Dunlem has however been hit hard by the Market Crash. It was trading at £7 per share on 20th March 2020. It had hit £14 per share on Valentine's day, only 5 weeks before off the back of a very good report to the Market. What had happened? Well, a lot of shares got sold off heavily in the Panic and certain shares (oil producers and retailers) got hit especially hard. They were seen as the riskiest plays as the Market took a downturn and the sell-off was indiscriminate. It didn't matter how great your business was. If you were in the wrong sector demand for your shares, they slumped.
Dunelm came to my attention as it was one of those retailers that was favoured by my wife. My wife is (by her own admission) a savvy shopper and recognises the benefit of both quality and value. For homewares and furnishings Dunelm rapidly became her number one choice at the expense of the older players (the Department Stores) and the new pretenders (Supermarkets etc.) Only John Lewis came close and you can't buy shares in John Lewis. Legendary investor Peter Lynch writes in his classic One Up on Wall Street that advice from his wife's shopping habits led him to discover great companies on more than one occasion. Of course following this approach alone is not recommended, not least as retail is more brutal than ever as a sector, but the truth is that there will always be some great finds out there and it really isn't a bad place to start.
So why did I like Dunelm when I started to look into it?
- Balance Sheet- Appreciating amount of cash on balance sheet; growing amount of Work Capital (impressive for a high turnover cash retailer); sensible gearing (levels of net debt). Sensible management of lease liabilities.
- Growth- increased revenues year on year, growing levels of earnings per share, improving operating margin.
- Dividends- progressive dividends policy, with reasonable coverage by earnings
- Quality- (a key metric for me) a return on capital of over 30%
- Good management- evidence of a strong team in charge with clear focus on tight and focused management of the business
- Strategy- constantly reporting ways in which they are looking to improve the earnings in the business. A good move to online retailing (key to survival for most retailers).

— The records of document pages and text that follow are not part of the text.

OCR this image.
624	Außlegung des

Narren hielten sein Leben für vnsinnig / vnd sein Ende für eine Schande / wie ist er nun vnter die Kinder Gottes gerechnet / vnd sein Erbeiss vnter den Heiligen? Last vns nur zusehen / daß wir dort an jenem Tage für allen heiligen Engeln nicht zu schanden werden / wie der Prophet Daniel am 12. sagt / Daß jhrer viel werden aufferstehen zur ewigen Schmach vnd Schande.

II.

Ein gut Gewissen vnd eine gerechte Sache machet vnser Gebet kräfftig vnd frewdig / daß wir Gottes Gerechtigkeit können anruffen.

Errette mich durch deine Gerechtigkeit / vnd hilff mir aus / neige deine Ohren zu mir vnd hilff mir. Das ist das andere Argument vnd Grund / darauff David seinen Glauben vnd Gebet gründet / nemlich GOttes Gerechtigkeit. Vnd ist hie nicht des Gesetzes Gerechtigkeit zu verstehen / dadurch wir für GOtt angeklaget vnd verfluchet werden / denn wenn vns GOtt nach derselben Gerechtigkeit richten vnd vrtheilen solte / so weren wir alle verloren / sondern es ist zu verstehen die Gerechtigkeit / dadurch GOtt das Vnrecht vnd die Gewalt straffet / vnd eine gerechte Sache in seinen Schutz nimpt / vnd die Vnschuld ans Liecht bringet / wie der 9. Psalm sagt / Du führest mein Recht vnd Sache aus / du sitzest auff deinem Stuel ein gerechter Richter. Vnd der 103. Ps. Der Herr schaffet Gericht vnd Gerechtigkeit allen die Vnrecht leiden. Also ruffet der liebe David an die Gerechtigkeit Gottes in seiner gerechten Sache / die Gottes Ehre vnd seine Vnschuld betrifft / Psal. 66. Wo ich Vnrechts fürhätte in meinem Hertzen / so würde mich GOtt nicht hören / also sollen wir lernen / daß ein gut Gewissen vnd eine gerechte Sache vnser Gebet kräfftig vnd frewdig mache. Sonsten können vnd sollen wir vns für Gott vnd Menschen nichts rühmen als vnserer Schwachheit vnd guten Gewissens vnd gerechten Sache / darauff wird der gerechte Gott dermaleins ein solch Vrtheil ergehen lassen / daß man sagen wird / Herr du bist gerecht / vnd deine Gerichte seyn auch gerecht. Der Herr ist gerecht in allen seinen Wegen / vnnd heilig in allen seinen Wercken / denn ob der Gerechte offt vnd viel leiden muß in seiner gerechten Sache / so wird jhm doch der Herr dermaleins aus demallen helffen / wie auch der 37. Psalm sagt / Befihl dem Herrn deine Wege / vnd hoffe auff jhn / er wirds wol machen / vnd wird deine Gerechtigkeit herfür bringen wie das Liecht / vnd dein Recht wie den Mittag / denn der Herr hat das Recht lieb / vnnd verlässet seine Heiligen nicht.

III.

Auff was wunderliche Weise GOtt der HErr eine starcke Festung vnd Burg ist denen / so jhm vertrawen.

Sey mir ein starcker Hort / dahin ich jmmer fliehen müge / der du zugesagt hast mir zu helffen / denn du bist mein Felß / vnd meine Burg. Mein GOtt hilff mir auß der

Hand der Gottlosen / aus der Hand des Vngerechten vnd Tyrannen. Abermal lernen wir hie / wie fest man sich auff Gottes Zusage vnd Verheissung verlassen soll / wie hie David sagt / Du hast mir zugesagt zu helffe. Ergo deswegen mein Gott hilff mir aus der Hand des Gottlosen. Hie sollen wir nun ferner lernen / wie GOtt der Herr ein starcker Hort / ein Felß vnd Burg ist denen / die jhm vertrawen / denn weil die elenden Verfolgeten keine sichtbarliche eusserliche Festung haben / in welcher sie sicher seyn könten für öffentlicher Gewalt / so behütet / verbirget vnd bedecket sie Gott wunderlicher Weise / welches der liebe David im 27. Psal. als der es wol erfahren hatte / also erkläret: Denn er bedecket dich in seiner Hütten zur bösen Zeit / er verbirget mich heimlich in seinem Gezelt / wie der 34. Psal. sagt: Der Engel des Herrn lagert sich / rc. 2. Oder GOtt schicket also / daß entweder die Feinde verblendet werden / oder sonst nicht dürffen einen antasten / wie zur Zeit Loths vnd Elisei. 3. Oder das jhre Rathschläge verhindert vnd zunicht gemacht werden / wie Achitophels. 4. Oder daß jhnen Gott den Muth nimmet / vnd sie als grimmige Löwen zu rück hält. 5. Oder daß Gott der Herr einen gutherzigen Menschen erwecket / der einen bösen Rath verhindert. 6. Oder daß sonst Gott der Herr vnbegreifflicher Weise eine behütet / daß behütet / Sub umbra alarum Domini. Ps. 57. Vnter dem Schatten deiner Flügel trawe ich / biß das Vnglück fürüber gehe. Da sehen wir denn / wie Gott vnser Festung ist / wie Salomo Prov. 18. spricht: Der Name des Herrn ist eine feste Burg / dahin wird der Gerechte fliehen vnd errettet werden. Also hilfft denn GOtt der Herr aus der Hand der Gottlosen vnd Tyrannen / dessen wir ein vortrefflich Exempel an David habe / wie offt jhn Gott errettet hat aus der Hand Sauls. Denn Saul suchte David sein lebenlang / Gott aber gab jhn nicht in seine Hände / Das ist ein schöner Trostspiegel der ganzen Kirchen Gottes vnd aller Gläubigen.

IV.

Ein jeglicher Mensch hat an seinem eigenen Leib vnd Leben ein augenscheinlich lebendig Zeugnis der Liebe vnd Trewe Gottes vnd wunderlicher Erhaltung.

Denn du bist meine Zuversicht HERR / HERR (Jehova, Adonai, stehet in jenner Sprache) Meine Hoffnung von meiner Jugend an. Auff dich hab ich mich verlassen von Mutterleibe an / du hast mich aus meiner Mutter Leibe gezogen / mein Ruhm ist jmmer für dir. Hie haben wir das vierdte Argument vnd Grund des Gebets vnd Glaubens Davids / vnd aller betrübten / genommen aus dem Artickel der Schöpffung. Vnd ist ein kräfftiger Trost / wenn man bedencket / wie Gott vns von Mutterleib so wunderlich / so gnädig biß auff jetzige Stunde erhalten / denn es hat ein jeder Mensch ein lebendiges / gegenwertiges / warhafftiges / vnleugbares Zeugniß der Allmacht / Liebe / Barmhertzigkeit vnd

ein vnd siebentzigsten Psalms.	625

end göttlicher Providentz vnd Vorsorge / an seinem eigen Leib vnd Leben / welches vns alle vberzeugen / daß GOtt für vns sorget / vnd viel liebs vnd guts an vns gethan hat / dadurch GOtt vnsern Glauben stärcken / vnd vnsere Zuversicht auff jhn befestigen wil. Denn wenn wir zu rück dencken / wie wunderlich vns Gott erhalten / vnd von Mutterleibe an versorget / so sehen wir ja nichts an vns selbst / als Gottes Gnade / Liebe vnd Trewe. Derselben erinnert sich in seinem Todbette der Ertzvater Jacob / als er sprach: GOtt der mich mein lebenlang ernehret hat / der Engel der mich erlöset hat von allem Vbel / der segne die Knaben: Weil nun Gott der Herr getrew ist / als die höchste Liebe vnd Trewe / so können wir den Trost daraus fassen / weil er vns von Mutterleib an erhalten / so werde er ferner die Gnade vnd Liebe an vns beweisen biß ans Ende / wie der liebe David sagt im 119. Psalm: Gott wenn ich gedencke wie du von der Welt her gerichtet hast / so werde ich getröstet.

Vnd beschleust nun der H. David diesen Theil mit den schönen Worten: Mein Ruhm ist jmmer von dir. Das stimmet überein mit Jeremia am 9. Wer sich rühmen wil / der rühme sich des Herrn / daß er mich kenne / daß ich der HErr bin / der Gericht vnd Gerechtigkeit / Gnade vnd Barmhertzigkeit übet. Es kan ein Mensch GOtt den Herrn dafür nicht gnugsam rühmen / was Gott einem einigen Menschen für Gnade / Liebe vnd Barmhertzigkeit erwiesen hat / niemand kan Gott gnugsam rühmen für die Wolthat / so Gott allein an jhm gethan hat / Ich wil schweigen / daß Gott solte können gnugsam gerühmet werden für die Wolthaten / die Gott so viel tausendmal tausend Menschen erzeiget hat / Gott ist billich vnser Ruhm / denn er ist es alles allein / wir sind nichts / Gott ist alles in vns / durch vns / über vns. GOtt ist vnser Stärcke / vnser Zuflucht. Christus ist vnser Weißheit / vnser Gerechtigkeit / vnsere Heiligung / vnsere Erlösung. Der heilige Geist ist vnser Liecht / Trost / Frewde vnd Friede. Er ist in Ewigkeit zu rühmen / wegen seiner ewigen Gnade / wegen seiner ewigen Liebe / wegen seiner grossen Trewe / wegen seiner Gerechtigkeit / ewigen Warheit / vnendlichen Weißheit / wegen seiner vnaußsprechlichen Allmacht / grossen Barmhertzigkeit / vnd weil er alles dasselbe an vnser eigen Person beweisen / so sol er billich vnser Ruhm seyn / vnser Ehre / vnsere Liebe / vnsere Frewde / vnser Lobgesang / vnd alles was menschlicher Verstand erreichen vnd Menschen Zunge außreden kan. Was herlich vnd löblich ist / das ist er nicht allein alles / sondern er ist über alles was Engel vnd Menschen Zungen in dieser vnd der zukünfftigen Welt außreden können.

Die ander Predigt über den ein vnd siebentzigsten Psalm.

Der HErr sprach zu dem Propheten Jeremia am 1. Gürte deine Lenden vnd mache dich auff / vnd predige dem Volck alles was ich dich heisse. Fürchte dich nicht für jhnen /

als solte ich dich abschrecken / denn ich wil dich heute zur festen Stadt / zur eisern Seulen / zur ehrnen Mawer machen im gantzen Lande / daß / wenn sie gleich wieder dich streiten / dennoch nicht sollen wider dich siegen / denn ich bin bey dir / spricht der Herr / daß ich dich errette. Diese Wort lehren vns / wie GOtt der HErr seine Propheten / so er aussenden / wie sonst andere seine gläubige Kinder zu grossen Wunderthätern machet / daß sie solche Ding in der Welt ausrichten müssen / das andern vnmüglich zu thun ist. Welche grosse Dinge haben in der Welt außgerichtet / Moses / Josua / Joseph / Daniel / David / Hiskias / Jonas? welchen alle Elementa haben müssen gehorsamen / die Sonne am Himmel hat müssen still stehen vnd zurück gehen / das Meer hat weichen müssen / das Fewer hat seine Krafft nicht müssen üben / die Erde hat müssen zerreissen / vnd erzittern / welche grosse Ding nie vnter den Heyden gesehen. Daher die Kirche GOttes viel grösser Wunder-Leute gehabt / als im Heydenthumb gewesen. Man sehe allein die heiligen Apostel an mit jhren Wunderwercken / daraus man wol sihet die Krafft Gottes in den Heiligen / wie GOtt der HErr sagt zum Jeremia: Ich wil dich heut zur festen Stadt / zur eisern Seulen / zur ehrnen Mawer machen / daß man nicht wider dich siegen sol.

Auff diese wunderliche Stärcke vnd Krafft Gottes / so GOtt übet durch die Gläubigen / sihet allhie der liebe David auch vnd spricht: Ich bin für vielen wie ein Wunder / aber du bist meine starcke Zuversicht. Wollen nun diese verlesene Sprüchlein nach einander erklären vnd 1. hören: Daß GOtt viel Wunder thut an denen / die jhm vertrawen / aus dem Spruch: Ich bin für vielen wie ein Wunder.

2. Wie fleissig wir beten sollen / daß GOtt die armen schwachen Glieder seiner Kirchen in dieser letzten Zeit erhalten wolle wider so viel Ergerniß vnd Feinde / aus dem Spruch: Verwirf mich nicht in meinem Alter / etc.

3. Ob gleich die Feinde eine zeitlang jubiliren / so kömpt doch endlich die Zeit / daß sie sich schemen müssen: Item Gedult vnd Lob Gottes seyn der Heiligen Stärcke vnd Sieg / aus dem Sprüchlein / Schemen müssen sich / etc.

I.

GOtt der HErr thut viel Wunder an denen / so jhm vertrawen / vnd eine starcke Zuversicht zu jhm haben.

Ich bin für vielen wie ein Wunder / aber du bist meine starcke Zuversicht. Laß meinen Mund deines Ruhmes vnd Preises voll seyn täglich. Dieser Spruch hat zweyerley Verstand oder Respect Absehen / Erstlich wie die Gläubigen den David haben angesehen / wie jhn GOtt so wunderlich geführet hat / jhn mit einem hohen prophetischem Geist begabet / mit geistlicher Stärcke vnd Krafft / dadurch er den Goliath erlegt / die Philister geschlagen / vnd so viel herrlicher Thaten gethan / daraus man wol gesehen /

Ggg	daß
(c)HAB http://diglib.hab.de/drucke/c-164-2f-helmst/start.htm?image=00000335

- Consumer demand- potentially quite a recession proof business as they sell everyday items that are needed through good times and bad.
- Competition- main competition seemed to be the Supermarkets (who lack focus on this area and often seem to be more focused on price than quality) and Amazon (who lack the obvious deficiency of physical stores and the need for the item "today" with price being less and less of a factor)
- Position in FTSE- comfortably in the FTSE250 and therefore picked up by Indices
- Decent Healthcheck scores- both Pitroski F-Score and Altman Z2 Scores (Source: Stockopedia)
The main problem for me was the P/E (Profit to Earnings) ratio. It was simply too high. Anything over 20 has (in my very rough estimation) much less wriggle room if things start to go wrong. That's not to say I haven't bought shares on such warm valuations and done well. They usually tend to be very high growth prospects though.
So would I be tempted in now?
The shares are definitely a lot cheaper than they were, so if you really believe in the story then they are as a prospect arguably less risky than they were.
I really liked the Company's statement to the Market on Thursday 16th April 2020. The top management have taken pay cuts. They have made sensible moves to use Government schemes to protect jobs, they have a strategy to re-open some stores safely, their online business is doing well. They have also protected their working capital really well by drawing their full £175m revolving facility and keeping it unused but ready to deploy. As a result the Company will be able to survive a prolonged lockdown.
Looking at the charts today (18th April) both RSI (Relative Strength Index) and MACD (Moving Average Convergence Divergence) look fine. The Share Price is now £8.84, so why Dunlem is not quite the bargain it was on 20th March, it is still only at 62% of its February 2020 high.
On a general level I am nervous about deploying my cash reserves too liberally at present. I can foresee more Market trouble ahead. However there are opportunities to buy quality in times like these and in my humble view Dunelm fits the quality bill at present.
Stay safe and always do your own research.
* This blog is written subject to the usual disclaimer.